Both of her babies were down for their naps and Clemente was at home with a bad cold that day, but the terrible tremor sent all four of them out the door headed toward the mines. Bessie grabbed little Orie, hitched up her skirt, and ran, repeating “Oh my God, oh my God, oh my God” all the way. Clemente sprinted ahead carrying Ivy, appealing all the while to “Madre di Dio.” Startled from their sleep, both children began to wail, a sound soon heard throughout the small town of Monongah, where every family had a miner missing behind the inferno of flames roaring from both mine entrances. Wives, mothers, sons and daughters appeared from all directions held back only by the heat and smoke coming from these portals.
The scene was one of disorder and confusion. A train of loaded coal cars on its way up and out of the #6 mine had broken loose and rolled back down, steadily gaining momentum, and crashed at the bottom of the grade inside the mine. Explosion followed explosion as the accumulated coal dust and the naturally occurring methane sparked and burst all along the way through tunnel after tunnel. The brattice walls and curtains constructed to direct the air flow became useless piles of rubble, protecting none of those further inside from the poisonous gasses that killed stealthily, unseen and unavoidable. The fan weighing 20,000 pounds that had forced life-giving air through mine #8 was torn away and landed across the river. The fan at #6 was damaged, but not destroyed. The timbers and machinery that had exploded outward from the mines were followed by streaming black smoke seemingly under enormous pressure.
The mine’s power house as well as other structures on the surface were destroyed by the initial blasts and more explosions deeper underground followed in rapid succession. Where the portals to mines #6 and #8 had been lay unimaginable devastation, and still, minutes later, fragments of cloth and paper drifted down from the sky and onto the frantic onlookers. Smoke and fire continued to billow from both mine entrances and from newly formed cracks in the earth above the mines. With the hillside over the mines sloping downward, some tunnels lay close to the surface and some existing small openings, locally called toadholes, had now widened. From one of these holes, along with billowing smoke, a man emerged. As those nearby ran to help, he turned and pulled three others out, one badly injured but alive. Scattered conversations could be heard through the restless crowd.
“These four got out—there must be more.”
“My Sammy was working in the same place; he’ll come out any minute.”
In the afternoon, moaning was heard from another toadhole and a searcher lowered down on a rope found a miner sitting dazed on the body of his brother as if to protect him from rock falls. Though in his delirium he fought with his rescuers, these two were brought out, one lived, and the other died. Still, it seemed unthinkable just to stand around doing nothing. Two men nearby tried to find a way to help.
“Here, let’s see if we can lower someone else down to find the others.”
“No, don’t you see that hole’s got all full of smoke.”
“Let’s try hollering down the hole—hello, hello—anyone there?”
Only one more survivor would be found, but he died before they could get him out of the mine.
News of the disaster reached Fairmont, where the company was headquartered; calls went out for volunteers, and miners began boarding the streetcar to Monongah all along the way. The crowded streetcar was unnaturally quiet for the short ride to Monongah, as if the riders knew what they would find. Most of these men had been miners long enough to have experienced cave-ins and explosions and the news coming over the telegraph wire this time foretold true catastrophe.
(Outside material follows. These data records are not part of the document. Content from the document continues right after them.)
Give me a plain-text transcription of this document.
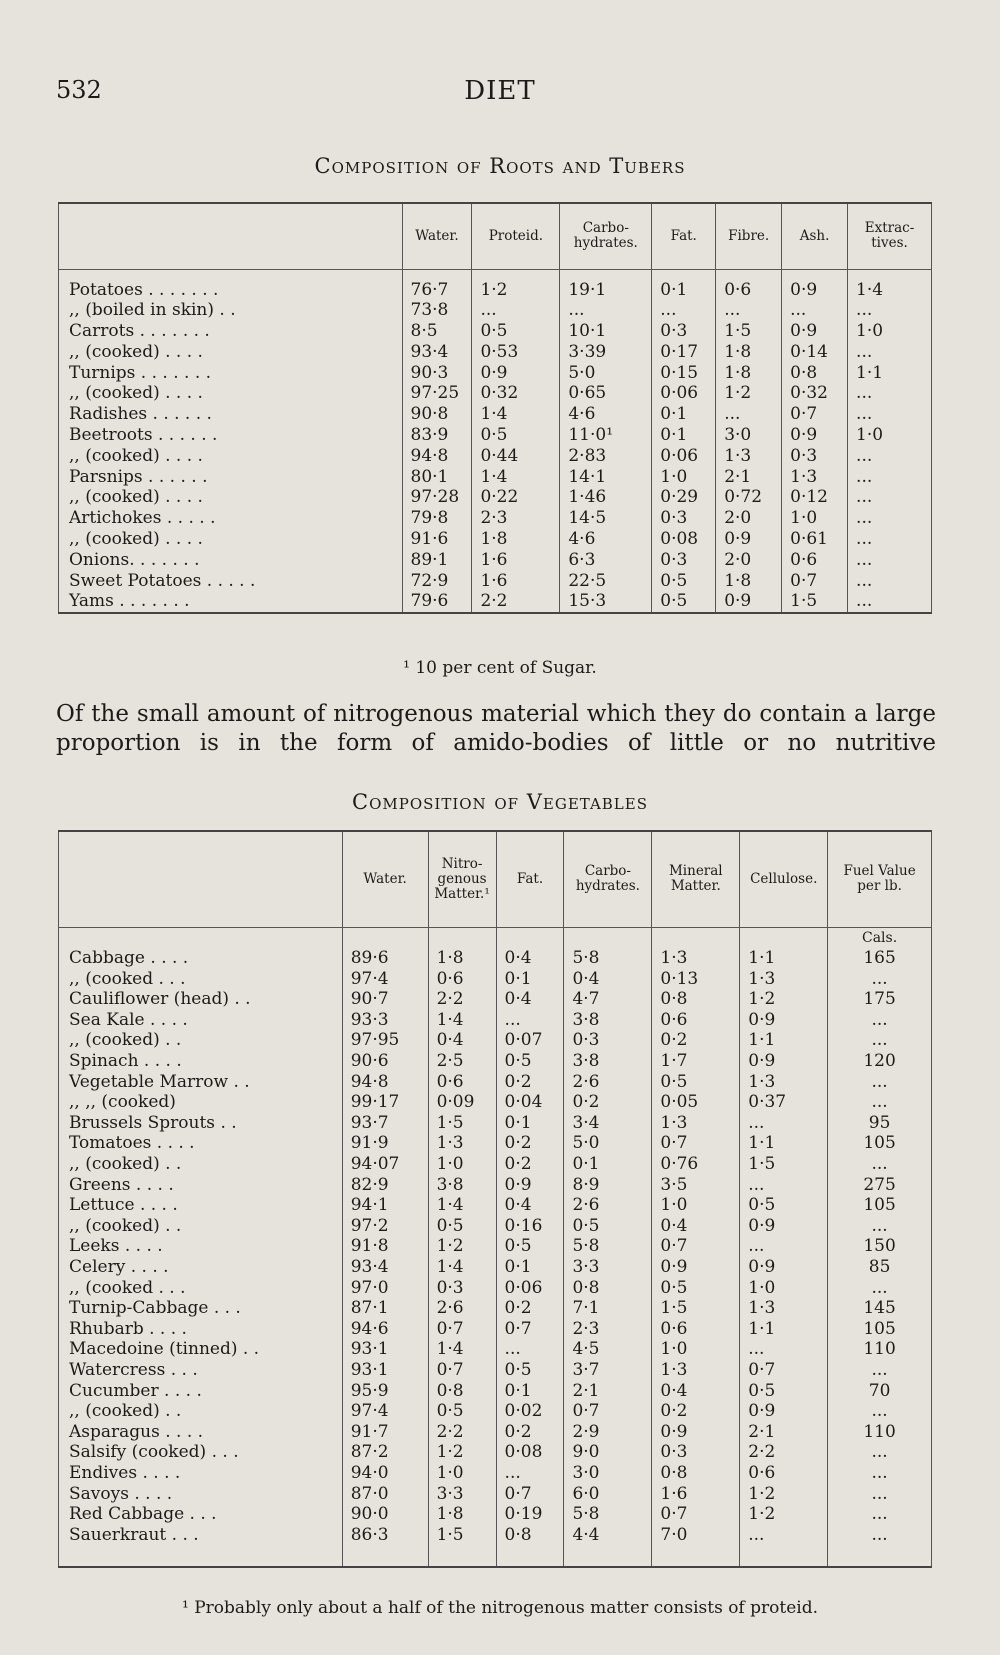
532	DIET
Composition of Roots and Tubers
	Water.	Proteid.	Carbo-hydrates.	Fat.	Fibre.	Ash.	Extrac-tives.

Potatoes . . . . . . .	76·7	1·2	19·1	0·1	0·6	0·9	1·4
,, (boiled in skin) . .	73·8	...	...	...	...	...	...
Carrots . . . . . . .	8·5	0·5	10·1	0·3	1·5	0·9	1·0
,, (cooked) . . . .	93·4	0·53	3·39	0·17	1·8	0·14	...
Turnips . . . . . . .	90·3	0·9	5·0	0·15	1·8	0·8	1·1
,, (cooked) . . . .	97·25	0·32	0·65	0·06	1·2	0·32	...
Radishes . . . . . .	90·8	1·4	4·6	0·1	...	0·7	...
Beetroots . . . . . .	83·9	0·5	11·0¹	0·1	3·0	0·9	1·0
,, (cooked) . . . .	94·8	0·44	2·83	0·06	1·3	0·3	...
Parsnips . . . . . .	80·1	1·4	14·1	1·0	2·1	1·3	...
,, (cooked) . . . .	97·28	0·22	1·46	0·29	0·72	0·12	...
Artichokes . . . . .	79·8	2·3	14·5	0·3	2·0	1·0	...
,, (cooked) . . . .	91·6	1·8	4·6	0·08	0·9	0·61	...
Onions. . . . . . .	89·1	1·6	6·3	0·3	2·0	0·6	...
Sweet Potatoes . . . . .	72·9	1·6	22·5	0·5	1·8	0·7	...
Yams . . . . . . .	79·6	2·2	15·3	0·5	0·9	1·5	...
¹ 10 per cent of Sugar.
Of the small amount of nitrogenous material which they do contain a large proportion is in the form of amido-bodies of little or no nutritive
Composition of Vegetables
	Water.	Nitro-genous Matter.¹	Fat.	Carbo-hydrates.	Mineral Matter.	Cellulose.	Fuel Value per lb.
							Cals.
Cabbage . . . .	89·6	1·8	0·4	5·8	1·3	1·1	165
,, (cooked . . .	97·4	0·6	0·1	0·4	0·13	1·3	...
Cauliflower (head) . .	90·7	2·2	0·4	4·7	0·8	1·2	175
Sea Kale . . . .	93·3	1·4	...	3·8	0·6	0·9	...
,, (cooked) . .	97·95	0·4	0·07	0·3	0·2	1·1	...
Spinach . . . .	90·6	2·5	0·5	3·8	1·7	0·9	120
Vegetable Marrow . .	94·8	0·6	0·2	2·6	0·5	1·3	...
,, ,, (cooked)	99·17	0·09	0·04	0·2	0·05	0·37	...
Brussels Sprouts . .	93·7	1·5	0·1	3·4	1·3	...	95
Tomatoes . . . .	91·9	1·3	0·2	5·0	0·7	1·1	105
,, (cooked) . .	94·07	1·0	0·2	0·1	0·76	1·5	...
Greens . . . .	82·9	3·8	0·9	8·9	3·5	...	275
Lettuce . . . .	94·1	1·4	0·4	2·6	1·0	0·5	105
,, (cooked) . .	97·2	0·5	0·16	0·5	0·4	0·9	...
Leeks . . . .	91·8	1·2	0·5	5·8	0·7	...	150
Celery . . . .	93·4	1·4	0·1	3·3	0·9	0·9	85
,, (cooked . . .	97·0	0·3	0·06	0·8	0·5	1·0	...
Turnip-Cabbage . . .	87·1	2·6	0·2	7·1	1·5	1·3	145
Rhubarb . . . .	94·6	0·7	0·7	2·3	0·6	1·1	105
Macedoine (tinned) . .	93·1	1·4	...	4·5	1·0	...	110
Watercress . . .	93·1	0·7	0·5	3·7	1·3	0·7	...
Cucumber . . . .	95·9	0·8	0·1	2·1	0·4	0·5	70
,, (cooked) . .	97·4	0·5	0·02	0·7	0·2	0·9	...
Asparagus . . . .	91·7	2·2	0·2	2·9	0·9	2·1	110
Salsify (cooked) . . .	87·2	1·2	0·08	9·0	0·3	2·2	...
Endives . . . .	94·0	1·0	...	3·0	0·8	0·6	...
Savoys . . . .	87·0	3·3	0·7	6·0	1·6	1·2	...
Red Cabbage . . .	90·0	1·8	0·19	5·8	0·7	1·2	...
Sauerkraut . . .	86·3	1·5	0·8	4·4	7·0	...	...

¹ Probably only about a half of the nitrogenous matter consists of proteid.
Among these miners were Hershel and Jeremiah, returning from their doctor’s appointment. Hershel whispered to his father, “Which of the boys went to work with Orie this morning?”
“I think it was Domenic since Clem was up all night coughing. We may all be damn lucky for the coughing.”
As the streetcar slowed to its stop in Monongah, Hershel could see that the tracks beyond were mangled, so he knew that any volunteer rescuers coming that way could ride only so far. He couldn’t see the mine entrances because of the milling crowds of women and children pushing forward, crying and screaming. There seemed to be no order, no search parties being organized, and no ranks of injured waiting stoically for treatment. At nineteen, with long years spent underground, he knew the men would have to be rescued now, or not at all.
Running forward along the ruined track, he finally came to a gap in the groups of terrified people and could see the mine entrances, or what was left of them. Of #8, where he would have entered that morning, nothing was left but a crater in the side of the hill with first purple, then brown, then black smoke pouring out. The entrance to #6 mine, connected to a trestle over the river, was completely clogged with the wrecked train of coal cars, with blown out timbers, and piles of rock and coal. Now he understood why no one was going in, but as he made his way toward the devastation, he worked over in his mind all the ways he thought that miners could survive such a situation. If they were back far enough, beyond the twists and turns of the tunnels, they could be safe from the initial explosions. If they had enough of the air-directing canvas brattice curtains between themselves and the explosions, they could breathe until rescuers arrived. These mines were supposed to be modern with plenty of air circulating through the tunnels. Only when he saw the huge missing fan lodged into the bank on the other side of the river did he begin to lose hope.